Mark Baker – East Timorese Foreign Minister Jose Ramos Horta has ruled out any backing for separatist movements within Indonesia once the country achieves its independence next month.
Mr Ramos Horta said freedom fighters in regions including West Papua and Aceh could expect no support or sanctuary from Timorese leaders, who fought for 24 years to win their own struggle against Jakarta's rule.
"We can assure our Indonesian neighbours, brothers and sisters, that East Timor is not going to be a haven for anyone in Indonesia who wishes to dismember the Republic of Indonesia," he said.
"Our first obligation is our national borders, our national interest, our national security and we have to respect our neighbour. Indonesia is facing enormous challenges within and without and East Timor will be the last piece of real estate in the world that would be offered to anyone to aggravate the situation in Indonesia."
Mr Ramos Horta told journalists during a visit to Singapore that despite the personal sentiments that East Timorese might have, they had to recognise that Indonesia would not tolerate any activities across its border that challenged Jakarta's sovereignty.
"There will be no rational-thinking government person in East Timor that would offer a base of support for any group in Indonesia that wishes to secede from Indonesia," he said.

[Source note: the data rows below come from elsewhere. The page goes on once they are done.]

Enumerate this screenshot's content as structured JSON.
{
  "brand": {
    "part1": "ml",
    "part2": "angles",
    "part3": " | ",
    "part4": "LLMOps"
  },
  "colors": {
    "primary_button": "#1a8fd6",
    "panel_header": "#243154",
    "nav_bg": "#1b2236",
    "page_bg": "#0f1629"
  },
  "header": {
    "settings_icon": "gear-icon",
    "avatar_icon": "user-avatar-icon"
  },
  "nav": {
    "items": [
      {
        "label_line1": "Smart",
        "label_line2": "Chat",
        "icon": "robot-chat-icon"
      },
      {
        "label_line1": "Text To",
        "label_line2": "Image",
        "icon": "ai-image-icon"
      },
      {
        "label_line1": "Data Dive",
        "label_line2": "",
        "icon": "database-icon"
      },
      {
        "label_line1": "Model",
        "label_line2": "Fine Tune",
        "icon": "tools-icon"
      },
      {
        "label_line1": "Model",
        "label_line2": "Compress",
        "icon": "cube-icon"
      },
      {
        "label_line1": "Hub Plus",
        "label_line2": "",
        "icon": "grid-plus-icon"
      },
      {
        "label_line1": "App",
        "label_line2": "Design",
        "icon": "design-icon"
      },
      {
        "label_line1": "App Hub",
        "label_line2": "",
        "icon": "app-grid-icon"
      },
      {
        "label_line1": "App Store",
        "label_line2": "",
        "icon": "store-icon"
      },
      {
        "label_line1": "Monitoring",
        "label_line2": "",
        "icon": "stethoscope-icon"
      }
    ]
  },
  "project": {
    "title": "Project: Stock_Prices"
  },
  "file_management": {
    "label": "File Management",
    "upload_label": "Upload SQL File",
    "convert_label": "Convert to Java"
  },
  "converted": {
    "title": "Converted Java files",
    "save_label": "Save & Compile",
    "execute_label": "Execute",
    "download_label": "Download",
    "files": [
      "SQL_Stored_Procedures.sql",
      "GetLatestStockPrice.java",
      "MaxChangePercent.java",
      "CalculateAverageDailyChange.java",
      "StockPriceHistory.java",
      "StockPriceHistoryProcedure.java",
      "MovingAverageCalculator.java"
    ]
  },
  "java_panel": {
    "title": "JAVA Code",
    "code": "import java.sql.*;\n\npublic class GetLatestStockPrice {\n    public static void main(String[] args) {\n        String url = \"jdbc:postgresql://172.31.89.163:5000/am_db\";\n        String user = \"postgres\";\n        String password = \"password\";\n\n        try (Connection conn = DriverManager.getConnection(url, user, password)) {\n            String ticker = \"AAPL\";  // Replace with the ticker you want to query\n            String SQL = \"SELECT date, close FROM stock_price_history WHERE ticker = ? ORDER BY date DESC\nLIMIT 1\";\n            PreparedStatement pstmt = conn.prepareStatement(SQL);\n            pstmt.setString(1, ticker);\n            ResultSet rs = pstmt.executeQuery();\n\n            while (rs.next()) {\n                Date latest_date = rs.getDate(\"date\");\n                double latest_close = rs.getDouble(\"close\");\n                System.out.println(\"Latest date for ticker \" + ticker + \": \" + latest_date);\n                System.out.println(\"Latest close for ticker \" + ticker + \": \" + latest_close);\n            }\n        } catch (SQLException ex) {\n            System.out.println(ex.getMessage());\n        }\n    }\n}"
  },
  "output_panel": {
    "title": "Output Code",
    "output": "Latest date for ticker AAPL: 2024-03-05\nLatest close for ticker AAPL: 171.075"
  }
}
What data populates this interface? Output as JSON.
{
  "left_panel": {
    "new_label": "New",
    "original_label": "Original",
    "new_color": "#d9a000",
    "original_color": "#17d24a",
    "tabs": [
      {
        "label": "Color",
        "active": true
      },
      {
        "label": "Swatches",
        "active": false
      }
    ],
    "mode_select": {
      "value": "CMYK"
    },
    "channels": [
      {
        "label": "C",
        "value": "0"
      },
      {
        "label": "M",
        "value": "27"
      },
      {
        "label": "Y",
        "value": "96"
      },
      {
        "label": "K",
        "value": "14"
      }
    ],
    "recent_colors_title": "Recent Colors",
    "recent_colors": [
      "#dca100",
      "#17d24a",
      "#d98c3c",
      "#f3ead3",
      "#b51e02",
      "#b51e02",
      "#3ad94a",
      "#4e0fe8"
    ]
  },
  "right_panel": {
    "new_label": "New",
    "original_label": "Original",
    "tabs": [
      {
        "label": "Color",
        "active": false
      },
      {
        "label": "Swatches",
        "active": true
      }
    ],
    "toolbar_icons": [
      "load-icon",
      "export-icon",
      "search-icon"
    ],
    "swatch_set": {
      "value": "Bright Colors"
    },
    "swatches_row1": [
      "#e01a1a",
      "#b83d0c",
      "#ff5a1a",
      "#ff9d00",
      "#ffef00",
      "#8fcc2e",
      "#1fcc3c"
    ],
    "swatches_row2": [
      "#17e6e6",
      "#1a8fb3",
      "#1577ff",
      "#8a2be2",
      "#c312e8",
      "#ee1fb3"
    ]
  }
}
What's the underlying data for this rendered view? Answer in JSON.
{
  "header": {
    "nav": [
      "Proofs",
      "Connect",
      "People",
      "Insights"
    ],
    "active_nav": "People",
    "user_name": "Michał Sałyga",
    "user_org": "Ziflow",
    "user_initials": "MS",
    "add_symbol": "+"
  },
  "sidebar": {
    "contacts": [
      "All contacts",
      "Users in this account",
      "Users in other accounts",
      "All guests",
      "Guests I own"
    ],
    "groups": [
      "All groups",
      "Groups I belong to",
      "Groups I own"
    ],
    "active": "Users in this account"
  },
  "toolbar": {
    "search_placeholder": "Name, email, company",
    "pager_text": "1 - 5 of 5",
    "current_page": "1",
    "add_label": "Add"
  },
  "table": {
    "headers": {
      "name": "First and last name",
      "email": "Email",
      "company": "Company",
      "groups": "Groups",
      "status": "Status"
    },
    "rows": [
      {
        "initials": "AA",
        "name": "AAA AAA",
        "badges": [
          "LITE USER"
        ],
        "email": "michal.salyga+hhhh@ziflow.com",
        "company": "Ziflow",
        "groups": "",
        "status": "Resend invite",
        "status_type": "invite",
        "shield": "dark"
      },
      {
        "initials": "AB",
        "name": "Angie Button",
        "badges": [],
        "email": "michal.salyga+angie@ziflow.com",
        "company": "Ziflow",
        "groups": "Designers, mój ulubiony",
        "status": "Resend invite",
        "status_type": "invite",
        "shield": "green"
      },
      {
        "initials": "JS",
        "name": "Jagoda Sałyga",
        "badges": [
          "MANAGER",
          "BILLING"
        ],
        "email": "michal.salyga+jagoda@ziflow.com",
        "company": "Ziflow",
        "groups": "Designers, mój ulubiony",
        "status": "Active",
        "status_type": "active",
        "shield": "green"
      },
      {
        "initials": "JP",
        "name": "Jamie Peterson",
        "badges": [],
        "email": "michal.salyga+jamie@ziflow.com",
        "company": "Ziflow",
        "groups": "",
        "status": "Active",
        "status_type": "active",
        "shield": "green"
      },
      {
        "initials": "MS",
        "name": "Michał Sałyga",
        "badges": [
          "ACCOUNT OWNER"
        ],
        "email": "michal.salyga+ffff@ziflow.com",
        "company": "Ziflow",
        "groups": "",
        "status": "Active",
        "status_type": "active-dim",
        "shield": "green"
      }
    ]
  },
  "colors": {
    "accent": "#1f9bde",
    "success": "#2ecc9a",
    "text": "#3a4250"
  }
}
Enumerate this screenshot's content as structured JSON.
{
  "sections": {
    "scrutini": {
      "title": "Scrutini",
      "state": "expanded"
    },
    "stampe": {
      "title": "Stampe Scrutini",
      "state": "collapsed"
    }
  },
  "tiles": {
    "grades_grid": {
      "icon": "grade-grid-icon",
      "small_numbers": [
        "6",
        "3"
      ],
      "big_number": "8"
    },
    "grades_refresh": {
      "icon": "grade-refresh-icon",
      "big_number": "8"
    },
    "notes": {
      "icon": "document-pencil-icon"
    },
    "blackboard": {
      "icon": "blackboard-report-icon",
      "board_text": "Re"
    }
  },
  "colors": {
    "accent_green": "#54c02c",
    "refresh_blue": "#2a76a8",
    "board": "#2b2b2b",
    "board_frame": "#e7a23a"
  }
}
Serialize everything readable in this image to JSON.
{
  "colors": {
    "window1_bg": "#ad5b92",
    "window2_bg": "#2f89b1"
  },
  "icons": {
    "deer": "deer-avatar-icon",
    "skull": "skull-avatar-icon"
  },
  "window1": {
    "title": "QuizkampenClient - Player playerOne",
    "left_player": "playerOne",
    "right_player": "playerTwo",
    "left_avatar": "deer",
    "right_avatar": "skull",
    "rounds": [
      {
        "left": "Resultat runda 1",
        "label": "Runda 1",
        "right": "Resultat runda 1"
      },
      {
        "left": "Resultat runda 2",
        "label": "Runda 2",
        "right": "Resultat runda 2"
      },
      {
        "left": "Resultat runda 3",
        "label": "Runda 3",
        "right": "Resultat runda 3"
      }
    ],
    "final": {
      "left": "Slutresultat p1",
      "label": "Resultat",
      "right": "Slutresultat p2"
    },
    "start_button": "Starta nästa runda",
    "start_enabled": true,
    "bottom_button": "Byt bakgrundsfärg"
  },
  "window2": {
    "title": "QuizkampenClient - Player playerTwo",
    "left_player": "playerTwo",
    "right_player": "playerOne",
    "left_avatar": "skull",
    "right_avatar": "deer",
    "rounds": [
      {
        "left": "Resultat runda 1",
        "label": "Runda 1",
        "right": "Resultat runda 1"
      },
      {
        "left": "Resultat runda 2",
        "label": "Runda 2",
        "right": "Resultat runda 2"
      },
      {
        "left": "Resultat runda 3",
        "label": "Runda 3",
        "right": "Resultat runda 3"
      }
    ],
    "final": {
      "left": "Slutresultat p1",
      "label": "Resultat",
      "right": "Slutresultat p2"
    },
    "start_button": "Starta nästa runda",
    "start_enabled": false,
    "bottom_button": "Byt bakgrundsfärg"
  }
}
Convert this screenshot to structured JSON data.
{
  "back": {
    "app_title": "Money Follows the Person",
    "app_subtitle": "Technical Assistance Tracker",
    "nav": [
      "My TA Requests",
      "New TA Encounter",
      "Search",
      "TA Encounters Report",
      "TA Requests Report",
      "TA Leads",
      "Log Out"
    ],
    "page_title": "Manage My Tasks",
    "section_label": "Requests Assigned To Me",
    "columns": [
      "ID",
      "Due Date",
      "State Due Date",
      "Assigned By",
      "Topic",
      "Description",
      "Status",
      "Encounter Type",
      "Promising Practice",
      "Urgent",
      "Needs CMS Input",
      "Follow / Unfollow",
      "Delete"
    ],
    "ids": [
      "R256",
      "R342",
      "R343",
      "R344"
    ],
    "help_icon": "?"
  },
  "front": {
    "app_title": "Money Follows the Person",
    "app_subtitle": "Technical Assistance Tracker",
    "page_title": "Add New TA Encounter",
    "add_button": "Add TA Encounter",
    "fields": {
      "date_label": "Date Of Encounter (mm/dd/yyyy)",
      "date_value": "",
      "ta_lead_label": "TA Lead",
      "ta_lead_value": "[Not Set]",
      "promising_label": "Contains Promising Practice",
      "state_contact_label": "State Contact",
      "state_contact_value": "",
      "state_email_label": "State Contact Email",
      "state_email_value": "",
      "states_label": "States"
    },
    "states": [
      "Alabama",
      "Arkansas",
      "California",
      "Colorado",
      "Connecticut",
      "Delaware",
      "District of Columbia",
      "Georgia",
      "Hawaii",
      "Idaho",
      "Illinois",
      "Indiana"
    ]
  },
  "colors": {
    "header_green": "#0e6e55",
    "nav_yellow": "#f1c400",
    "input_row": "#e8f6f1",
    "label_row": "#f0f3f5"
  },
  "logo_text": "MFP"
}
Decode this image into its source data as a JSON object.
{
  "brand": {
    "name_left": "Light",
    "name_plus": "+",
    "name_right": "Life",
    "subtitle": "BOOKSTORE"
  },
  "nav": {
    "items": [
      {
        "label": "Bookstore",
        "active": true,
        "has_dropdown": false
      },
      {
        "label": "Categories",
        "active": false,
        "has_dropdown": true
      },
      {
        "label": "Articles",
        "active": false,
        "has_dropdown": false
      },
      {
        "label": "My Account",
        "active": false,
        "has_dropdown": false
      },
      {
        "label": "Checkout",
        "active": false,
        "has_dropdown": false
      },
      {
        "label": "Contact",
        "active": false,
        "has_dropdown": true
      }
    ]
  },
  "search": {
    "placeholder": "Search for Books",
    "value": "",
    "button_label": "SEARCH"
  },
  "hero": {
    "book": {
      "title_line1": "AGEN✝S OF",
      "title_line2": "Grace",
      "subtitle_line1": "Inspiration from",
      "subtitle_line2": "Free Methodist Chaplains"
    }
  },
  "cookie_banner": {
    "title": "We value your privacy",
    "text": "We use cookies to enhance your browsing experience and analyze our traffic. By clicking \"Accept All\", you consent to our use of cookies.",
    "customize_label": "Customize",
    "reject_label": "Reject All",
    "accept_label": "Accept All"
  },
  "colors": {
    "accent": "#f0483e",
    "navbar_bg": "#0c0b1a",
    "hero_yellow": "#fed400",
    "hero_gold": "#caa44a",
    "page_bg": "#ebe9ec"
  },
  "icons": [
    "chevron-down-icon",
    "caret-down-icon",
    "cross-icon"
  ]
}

He argued that there was no direct comparison between East Timor's fight against Indonesia's 1975 invasion and the claims of separatist groups within Indonesia. Throughout the struggle of the East Timorese, the foundation of their argument for independence was that Indonesia as the successor state of the Dutch East Indies never had a legitimate claim to the former Portuguese colony of East Timor.
"East Timor was therefore separate from any other claims within the Indonesian Republic. In the 24 years of our struggle ... we never once said that we support self-determination equally for Aceh or Irian Jaya [Papua]."
Mr Ramos Horta said he was optimistic that Indonesian President Megawati Sukarnoputri would attend the independence celebrations in Dili on May 20, despite opposition within sections of the Indonesian bureaucracy. "She would be honoured by our people and she would show herself to be a stateswoman, and she probably would be the star of the event," he said.
Mr Ramos Horta also said East Timor would resist strongly opposition from within the Association of South-East Asian Nations to the new nation's early admission to the regional grouping.
He confirmed that Burma was lobbying against the granting to East Timor of even observer status with ASEAN because of the long-standing support of the Timorese resistance for the Burmese democracy movement and its leader, Aung San Suu Kyi. Other ASEAN members are arguing for delayed membership because of the poor state of the Timorese economy.